La sesión duró tres horas y media y sirvió para poner sobre la mesa lo que todos intuían pero nadie había dicho en voz alta. El encargado de depósito llevaba un cuaderno con anotaciones que solo él entendía. La administradora, que también atiende el teléfono y carga facturas, no tenía tiempo para cruzar los datos de compras con los de ventas. Y el vendedor más antiguo, que conoce a los clientes de memoria, guardaba los pedidos en la cabeza hasta que llegaba a la oficina.

Lo que sigue es un resumen de lo que surgió en esa reunión, ordenado por prioridad. No es una receta mágica ni un plan de transformación digital ambicioso.

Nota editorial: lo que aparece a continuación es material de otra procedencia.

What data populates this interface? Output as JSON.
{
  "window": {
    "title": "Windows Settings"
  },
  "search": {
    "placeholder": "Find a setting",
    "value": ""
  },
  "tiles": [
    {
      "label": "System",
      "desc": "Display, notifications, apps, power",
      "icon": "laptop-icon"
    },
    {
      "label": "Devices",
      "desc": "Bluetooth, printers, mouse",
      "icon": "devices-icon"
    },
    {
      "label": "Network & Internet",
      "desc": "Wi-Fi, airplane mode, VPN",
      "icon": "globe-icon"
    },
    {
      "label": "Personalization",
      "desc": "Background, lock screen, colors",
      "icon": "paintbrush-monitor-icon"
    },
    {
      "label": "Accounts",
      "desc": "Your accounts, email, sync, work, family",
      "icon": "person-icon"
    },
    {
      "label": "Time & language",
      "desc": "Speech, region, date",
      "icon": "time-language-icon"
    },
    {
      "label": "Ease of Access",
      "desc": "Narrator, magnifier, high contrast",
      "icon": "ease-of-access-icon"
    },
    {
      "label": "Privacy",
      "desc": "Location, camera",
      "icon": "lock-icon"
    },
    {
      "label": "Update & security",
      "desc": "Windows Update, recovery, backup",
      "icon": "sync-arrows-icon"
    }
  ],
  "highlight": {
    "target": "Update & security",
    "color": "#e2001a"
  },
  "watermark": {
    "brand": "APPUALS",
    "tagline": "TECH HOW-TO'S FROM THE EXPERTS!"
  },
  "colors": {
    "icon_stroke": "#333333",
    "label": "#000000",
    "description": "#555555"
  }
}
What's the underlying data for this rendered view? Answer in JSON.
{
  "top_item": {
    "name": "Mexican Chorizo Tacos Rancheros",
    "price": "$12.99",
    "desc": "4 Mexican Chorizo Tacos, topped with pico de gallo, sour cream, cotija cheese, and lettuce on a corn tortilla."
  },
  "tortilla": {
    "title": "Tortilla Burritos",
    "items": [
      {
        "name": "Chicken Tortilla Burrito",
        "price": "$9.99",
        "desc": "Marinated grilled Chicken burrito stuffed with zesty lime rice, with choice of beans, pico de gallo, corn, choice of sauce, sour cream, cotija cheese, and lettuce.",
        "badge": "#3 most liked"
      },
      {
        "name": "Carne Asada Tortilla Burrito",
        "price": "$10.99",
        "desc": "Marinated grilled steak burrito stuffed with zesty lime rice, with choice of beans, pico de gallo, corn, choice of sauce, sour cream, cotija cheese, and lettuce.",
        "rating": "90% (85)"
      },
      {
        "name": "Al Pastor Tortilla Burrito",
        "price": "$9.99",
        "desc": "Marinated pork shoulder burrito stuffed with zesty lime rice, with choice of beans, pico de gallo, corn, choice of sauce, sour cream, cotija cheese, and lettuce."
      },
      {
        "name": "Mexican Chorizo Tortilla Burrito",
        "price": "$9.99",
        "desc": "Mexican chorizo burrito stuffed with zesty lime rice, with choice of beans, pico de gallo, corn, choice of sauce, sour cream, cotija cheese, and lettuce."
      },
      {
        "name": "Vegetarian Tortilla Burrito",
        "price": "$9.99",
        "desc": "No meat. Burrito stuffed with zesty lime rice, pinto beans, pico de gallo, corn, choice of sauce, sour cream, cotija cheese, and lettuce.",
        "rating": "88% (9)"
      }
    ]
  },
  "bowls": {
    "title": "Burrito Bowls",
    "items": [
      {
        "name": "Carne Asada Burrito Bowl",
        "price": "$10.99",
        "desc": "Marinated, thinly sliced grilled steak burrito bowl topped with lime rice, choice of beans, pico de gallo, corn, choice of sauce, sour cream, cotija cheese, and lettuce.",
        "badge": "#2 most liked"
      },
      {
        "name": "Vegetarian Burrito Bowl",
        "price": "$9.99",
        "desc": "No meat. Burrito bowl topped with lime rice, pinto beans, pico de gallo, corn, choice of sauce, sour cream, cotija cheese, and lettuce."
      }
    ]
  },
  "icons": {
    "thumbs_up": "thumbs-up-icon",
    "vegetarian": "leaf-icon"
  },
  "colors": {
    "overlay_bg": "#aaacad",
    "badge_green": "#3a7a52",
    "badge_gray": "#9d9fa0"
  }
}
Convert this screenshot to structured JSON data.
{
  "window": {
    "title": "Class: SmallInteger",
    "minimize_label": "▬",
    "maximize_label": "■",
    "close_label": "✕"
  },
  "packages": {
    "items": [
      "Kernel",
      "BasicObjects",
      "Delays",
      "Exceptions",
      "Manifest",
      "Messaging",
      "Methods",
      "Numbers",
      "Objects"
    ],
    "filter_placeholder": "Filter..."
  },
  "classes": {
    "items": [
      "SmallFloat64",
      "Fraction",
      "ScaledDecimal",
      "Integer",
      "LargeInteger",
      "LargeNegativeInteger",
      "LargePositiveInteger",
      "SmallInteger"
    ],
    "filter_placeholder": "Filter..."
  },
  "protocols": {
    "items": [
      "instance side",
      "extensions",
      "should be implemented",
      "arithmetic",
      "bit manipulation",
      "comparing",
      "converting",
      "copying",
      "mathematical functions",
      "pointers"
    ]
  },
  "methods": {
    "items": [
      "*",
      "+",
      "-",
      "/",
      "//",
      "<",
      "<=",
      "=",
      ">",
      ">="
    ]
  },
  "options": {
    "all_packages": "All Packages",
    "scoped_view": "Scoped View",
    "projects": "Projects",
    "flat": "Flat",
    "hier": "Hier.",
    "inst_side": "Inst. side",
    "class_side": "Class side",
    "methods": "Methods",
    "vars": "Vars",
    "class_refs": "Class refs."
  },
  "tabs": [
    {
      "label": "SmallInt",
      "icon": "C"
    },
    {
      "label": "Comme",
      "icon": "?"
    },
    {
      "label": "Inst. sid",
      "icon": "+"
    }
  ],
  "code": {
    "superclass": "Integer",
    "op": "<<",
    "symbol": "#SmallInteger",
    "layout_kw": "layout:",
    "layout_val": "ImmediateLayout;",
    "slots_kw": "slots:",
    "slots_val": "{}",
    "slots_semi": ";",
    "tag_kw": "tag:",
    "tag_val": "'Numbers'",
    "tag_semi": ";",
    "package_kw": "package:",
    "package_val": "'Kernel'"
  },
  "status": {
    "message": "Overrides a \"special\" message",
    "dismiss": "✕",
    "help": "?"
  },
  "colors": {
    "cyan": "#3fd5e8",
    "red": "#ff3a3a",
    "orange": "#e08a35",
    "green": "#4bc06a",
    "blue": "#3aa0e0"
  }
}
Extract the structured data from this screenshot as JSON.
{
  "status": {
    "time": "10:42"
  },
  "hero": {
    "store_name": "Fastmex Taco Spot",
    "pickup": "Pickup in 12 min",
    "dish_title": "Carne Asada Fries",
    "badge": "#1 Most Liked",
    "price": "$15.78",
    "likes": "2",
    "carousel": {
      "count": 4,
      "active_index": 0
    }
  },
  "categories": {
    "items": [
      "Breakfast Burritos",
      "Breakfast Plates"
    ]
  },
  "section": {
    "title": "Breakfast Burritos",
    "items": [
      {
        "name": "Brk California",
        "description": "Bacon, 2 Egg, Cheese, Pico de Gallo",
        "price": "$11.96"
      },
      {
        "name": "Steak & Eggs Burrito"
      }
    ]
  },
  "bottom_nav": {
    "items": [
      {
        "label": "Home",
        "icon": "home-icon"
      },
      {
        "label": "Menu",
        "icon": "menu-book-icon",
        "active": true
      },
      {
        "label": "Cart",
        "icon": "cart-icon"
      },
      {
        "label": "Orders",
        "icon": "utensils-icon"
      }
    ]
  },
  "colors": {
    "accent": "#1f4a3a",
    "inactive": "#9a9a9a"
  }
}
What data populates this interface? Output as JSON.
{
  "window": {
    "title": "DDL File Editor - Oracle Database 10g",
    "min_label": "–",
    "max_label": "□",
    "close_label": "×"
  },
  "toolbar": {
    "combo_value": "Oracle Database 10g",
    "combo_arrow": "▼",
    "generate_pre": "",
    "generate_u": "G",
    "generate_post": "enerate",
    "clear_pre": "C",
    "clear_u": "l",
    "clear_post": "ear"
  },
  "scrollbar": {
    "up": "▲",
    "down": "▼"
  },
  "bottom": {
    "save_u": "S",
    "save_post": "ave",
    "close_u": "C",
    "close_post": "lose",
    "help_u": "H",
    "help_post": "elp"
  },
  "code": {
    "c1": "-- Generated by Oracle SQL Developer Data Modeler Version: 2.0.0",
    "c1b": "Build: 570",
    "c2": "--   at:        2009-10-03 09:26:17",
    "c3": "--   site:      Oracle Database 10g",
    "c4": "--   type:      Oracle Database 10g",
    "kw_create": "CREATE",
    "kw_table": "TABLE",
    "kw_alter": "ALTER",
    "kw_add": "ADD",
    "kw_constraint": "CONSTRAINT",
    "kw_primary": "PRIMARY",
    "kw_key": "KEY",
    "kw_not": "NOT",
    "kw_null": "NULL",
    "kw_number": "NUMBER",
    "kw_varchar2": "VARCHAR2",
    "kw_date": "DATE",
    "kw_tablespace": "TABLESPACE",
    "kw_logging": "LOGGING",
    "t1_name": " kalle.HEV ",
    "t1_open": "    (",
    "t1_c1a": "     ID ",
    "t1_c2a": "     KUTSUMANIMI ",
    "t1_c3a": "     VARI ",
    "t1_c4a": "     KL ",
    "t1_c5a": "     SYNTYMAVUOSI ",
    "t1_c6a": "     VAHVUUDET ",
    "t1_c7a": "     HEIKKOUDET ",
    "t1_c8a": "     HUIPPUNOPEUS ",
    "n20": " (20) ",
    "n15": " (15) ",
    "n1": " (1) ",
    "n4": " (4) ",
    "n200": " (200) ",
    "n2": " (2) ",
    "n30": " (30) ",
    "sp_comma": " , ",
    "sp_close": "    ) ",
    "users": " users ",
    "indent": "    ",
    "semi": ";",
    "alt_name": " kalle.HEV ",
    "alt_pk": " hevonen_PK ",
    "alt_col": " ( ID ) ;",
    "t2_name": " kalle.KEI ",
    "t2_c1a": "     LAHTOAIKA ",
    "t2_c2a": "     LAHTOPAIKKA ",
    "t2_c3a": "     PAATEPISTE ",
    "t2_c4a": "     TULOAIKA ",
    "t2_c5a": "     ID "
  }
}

Es simplemente lo que acordamos hacer en las próximas semanas para que la operación deje de depender de la memoria de cada uno.

El punto de partida: un relevamiento de tres días

Antes de tocar cualquier proceso, pedimos que durante tres días se anotara todo lo que entra y sale del depósito, sin cambiar la forma de trabajar. La consigna era simple: cada movimiento, cada faltante, cada devolución, cada espera de un cliente en el mostrador. El objetivo no era medir productividad, sino entender dónde se pierde tiempo y mercadería.

Los resultados confirmaron lo que sospechábamos. El 40% de las consultas telefónicas eran para preguntar si un producto estaba disponible, y el encargado tenía que ir a mirar físicamente cada vez. Las reposiciones se hacían cuando alguien se acordaba, no cuando correspondía. Y había una línea de productos de limpieza industrial que rotaba bien pero que nadie controlaba porque "siempre se vendió sola".

Las tres decisiones que tomamos

De la sesión salieron tres acuerdos concretos, con responsables y fechas. No más de tres, porque sabemos que un plan con diez puntos no se implementa.

  • Stock mínimo visible: definimos un nivel de reposición para los 30 productos que representan el 80% de las ventas. Se anota en una planilla simple, pegada al lado del mostrador, y el encargado la actualiza cada mañana. Cuando un producto llega al mínimo, se carga el pedido al proveedor ese mismo día.
  • Una sola persona para pedidos grandes: el vendedor más antiguo deja de tomar pedidos por teléfono y se concentra en visitar a los cinco clientes que concentran el 60% de la facturación. Los pedidos chicos pasan a la administradora, que ya tiene el hábito de cargar datos.
  • Reunión breve los lunes: veinte minutos, de pie, en el depósito. Cada responsable cuenta qué pasó la semana anterior y qué va a hacer esta. Nada de informes formales, solo tres preguntas: qué se vendió, qué faltó, qué se va a hacer distinto.

Lo que todavía no sabemos

Quedaron temas abiertos que no vamos a resolver en una sola reunión. El más importante es el sistema de facturación: la empresa usa un programa viejo que no permite consultar stock en tiempo real, y migrar a una herramienta en la nube implica un costo mensual que la dueña quiere evaluar con calma. También está pendiente definir si conviene contratar a una persona para el depósito o redistribuir tareas, porque el encargado actual está al límite.

Lo que sí quedó claro es que el problema no era falta de herramientas, sino falta de acuerdos. La planilla de stock mínimo no requiere inversión. La asignación de clientes no requiere software. La reunión de los lunes no requiere permiso de nadie. Son decisiones de gestión, no de tecnología.

Si tu negocio tiene un problema parecido, el primer paso no es comprar un sistema nuevo. Es sentarse con el equipo y anotar, durante tres días, qué pasa realmente en la operación. Después se decide.